Updated Jan. 25, 2019
We closely monitor snowpack during the winter. Snowpack serves as an important water supply because it feeds rivers and streams as it melts in the spring and summer.
After one of the slowest starts for snowpack in 30 years, a stormy December helped the snowpack bounce to near-normal levels statewide by the new year. Since then, warmer than normal temperatures have caused us give back some of those gains. With warmer than average conditions expected to persist into the spring, it’s unlikely, but not impossible, that the overall snowpack will achieve normal levels by April.
We will regularly post information on this webpage about snowpack and how conditions may affect water supply forecasts.
Snowpack & precipitation
Statewide mountain snowpack
is at 83 percent of normal as of Jan. 25. That’s about 12 percent less than we were at the end of 2018.
Snowpack levels vary and some of the state is normal or close to normal. Higher elevation areas in the North Cascades and the Upper Columbia basin are faring the best. The Upper Columbia area is currently at 100 percent of normal. The lowest is 64 percent of normal in Central Puget Sound. The South Puget Sound and Lower Columbia watersheds are also lagging.
Snoqualmie Pass averages 252 inches of snowfall by the end of January. As of last week, about 148 inches had fallen.
There is still a lot of winter remaining with a wide range of possible outcomes before the end of the snow season, which is usually around early April. These odds for recovery diminish the longer we remain below normal and the closer we get to April.
Since the beginning of the year, the Olympic Mountains and the interior Columbia Basin have received above normal precipitation. Southwest Washington and the Cascades are still experiencing longer term precipitation deficits.
The U.S. Drought Monitor
, a tool we use to assess water supply, indicates abnormally dry or moderate drought conditions over the southern tier of the state and over the Cascades. Most of Western Washington and portions of the interior Columbia Basin currently indicate the absence of dry conditions. The Drought Monitor relies on a variety of indicators — such as streamflows, soil moisture, and snowpack — to make its assessment.
2019 is off to a warm start. Temperatures for January have averaged 2-4 degrees above normal across the state, with the Columbia Basin experiencing even greater anomalies in the 5-6 degree range. As a general rule, freezing levels rise about 1,000 feet for every 3.6 degrees increase in temperature. Given that more area is located in lower elevations than higher elevation (visualize a pyramid), higher freezing levels can mean substantially less area with snow.

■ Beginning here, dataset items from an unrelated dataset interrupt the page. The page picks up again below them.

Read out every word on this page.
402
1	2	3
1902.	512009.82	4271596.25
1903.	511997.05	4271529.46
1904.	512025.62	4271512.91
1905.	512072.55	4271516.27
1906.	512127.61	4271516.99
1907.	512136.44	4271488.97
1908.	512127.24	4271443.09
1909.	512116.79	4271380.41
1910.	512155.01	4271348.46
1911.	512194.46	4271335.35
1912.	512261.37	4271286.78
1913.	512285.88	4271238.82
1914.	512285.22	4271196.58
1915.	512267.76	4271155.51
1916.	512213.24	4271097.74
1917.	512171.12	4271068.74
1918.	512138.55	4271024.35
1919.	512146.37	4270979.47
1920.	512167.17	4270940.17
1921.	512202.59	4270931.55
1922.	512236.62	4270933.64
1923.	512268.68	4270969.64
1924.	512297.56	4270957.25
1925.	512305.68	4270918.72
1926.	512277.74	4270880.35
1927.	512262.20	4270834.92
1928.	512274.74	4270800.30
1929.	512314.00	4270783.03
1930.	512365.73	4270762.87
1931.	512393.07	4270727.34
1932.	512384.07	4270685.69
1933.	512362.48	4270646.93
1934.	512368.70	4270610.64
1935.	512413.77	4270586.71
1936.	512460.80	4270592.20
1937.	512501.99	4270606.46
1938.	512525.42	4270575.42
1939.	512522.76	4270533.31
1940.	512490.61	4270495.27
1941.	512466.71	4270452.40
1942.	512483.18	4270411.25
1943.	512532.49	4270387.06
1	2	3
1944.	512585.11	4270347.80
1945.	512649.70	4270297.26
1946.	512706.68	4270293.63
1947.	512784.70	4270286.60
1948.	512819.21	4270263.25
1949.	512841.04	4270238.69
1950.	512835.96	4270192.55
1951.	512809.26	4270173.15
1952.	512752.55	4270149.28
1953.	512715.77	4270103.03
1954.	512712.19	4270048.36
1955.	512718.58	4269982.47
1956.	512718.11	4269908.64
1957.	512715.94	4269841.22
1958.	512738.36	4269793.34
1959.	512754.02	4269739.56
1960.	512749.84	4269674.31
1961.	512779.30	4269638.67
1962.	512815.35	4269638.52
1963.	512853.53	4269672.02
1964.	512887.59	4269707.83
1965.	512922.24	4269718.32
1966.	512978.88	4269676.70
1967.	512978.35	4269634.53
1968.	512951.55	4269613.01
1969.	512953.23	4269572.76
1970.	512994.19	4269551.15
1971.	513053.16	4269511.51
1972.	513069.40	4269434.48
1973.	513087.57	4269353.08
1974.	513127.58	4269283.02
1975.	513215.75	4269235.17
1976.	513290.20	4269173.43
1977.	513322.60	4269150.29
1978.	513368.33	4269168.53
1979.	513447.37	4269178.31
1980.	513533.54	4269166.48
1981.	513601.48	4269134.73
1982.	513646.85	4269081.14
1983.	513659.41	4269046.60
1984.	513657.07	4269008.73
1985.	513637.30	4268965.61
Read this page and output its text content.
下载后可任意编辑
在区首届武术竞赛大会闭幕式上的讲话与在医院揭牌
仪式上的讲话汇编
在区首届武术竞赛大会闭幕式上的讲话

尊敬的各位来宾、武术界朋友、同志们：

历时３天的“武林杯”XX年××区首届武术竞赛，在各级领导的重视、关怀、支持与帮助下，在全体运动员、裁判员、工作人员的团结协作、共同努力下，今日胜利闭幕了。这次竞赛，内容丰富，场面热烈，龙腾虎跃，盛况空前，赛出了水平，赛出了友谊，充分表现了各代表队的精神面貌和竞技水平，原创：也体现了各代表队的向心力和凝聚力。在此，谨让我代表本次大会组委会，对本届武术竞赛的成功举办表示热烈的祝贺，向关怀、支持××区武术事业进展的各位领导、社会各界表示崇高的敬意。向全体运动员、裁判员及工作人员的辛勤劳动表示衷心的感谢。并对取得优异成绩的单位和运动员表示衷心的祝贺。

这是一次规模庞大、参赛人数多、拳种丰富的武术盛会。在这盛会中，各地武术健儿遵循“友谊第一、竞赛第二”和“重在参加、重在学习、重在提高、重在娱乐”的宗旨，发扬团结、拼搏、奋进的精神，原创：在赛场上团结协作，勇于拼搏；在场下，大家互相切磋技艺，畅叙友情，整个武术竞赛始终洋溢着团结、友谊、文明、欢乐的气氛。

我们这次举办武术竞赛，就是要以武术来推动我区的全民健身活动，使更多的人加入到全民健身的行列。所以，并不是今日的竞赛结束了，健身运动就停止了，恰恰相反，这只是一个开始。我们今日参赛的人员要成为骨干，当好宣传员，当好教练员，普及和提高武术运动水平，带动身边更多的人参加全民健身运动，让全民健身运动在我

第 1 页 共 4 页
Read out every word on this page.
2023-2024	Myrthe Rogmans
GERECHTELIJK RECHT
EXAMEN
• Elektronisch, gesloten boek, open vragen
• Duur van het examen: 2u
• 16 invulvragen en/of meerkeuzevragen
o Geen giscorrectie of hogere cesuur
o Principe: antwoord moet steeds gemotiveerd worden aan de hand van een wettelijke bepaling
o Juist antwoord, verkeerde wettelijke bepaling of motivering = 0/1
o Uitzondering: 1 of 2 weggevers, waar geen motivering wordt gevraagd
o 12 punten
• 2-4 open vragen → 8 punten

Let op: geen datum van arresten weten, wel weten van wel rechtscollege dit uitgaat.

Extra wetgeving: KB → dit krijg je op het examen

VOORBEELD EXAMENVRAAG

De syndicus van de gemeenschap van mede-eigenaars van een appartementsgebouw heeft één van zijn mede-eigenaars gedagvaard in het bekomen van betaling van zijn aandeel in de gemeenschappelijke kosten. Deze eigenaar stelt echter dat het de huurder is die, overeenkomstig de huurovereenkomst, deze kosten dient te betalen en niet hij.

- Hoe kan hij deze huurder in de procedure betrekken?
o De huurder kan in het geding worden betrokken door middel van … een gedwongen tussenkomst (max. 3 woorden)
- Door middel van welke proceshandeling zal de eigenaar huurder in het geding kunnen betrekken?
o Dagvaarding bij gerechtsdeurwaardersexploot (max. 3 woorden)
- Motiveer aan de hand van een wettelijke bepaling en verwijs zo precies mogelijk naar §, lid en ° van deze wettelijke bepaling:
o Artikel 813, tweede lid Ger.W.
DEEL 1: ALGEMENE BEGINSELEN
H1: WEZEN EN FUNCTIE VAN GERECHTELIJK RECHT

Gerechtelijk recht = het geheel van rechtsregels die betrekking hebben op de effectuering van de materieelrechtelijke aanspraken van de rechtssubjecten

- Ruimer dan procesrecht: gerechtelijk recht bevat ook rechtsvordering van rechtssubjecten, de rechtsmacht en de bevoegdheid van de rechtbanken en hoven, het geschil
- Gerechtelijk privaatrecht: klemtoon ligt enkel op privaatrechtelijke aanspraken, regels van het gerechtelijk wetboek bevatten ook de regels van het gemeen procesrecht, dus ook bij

Equatorial sea surface temperatures are above average across most of the Pacific Ocean. The patterns of convection and winds are mostly near average over the tropical Pacific. El Niño is expected to form and continue through the Northern Hemisphere in spring 2019 (~65 percent chance).
The Climate Prediction Center forecasts warmer than normal conditions extending through April. There is a lack of strong signal with respect to precipitation, but odds are slightly higher for drier conditions along the southern tier of the state.
Rivers & streams
The seven-day average streamflow statewide shows mostly normal flows for rivers. The daily mean streamflow is below normal at 9 percent of measuring stations.